Caro Lussana, sono certo che «Gradinata Nord» non avrebbe mai visto la sua presenza! Ne sono certo, anzi certissimo. La libertà di cronaca a Genova è «a senso unico» nel calcio, come in politica e mi meraviglio che Lei, pur simpatico ed intelligente giornalista di un quotidiano di centro/destra, faccia finta di non capirlo.
I suoi interventi a Primo Canale hanno sempre un’impronta contestativa che per i Genoani sarebbe insopportabile. Ragion per cui lei arrogandosi il diritto di sostenere Primo Canale in cui lavora, automaticamente infierisce ancor più sulla Società Sampdoria che le fornisce con democraticità la possibilità di intervenire in una trasmissione che dall’«altra sponda» non le verrebbe concessa!

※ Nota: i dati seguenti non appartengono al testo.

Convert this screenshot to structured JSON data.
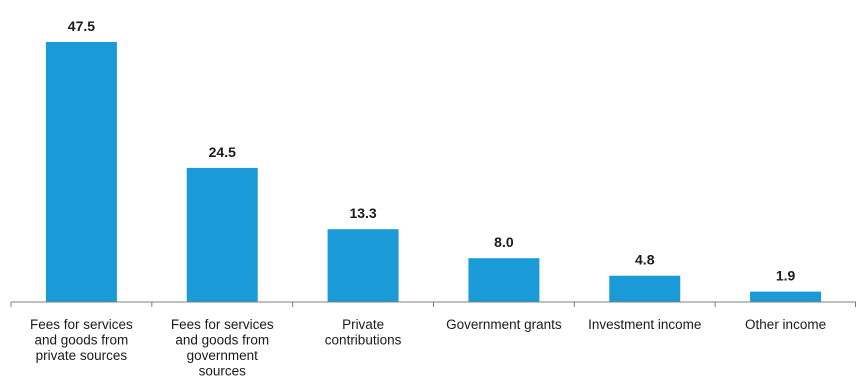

Evidentemente la riconoscenza non alberga nel suo animo giornalistico, oppure la pazienza del pubblico sampdoriano le ha fatto credere di poter dire qualsiasi cosa in termini calcistici. Intervistare Dossena, con i fatti intercorsi di ordine penale, è un evidente sgarbo al Presidente Garrone che lei giustifica solo per la sua presenza in Primo Canale e nella trasmissione della Samp. Per evitare dubbi, posso confermarle che sono un simpatizzante di centro/destra, ma da sampdoriano non accetto attacchi strumentali a Garrone pur considerandolo più vicino al centro/sinistra.
È per i motivi succitati che invito Vittorio Sirianni ad estrometterla dalla trasmissione, facendola emigrare al «lunedì sera», nella fossa dei cugini che avranno la bontà di sopportarla almeno per una trasmissione, quantomeno per «par condicio»! ... a proposito ha in mente l’attacco al Secolo XIX da parte dei tifosi genoani ed il potere dissuasivo sul suo Direttore che proprio per «par condicio» si rivolse quasi subito contro Flachi?
Mediti Lussana sulla onestà ideologica dei giornalisti!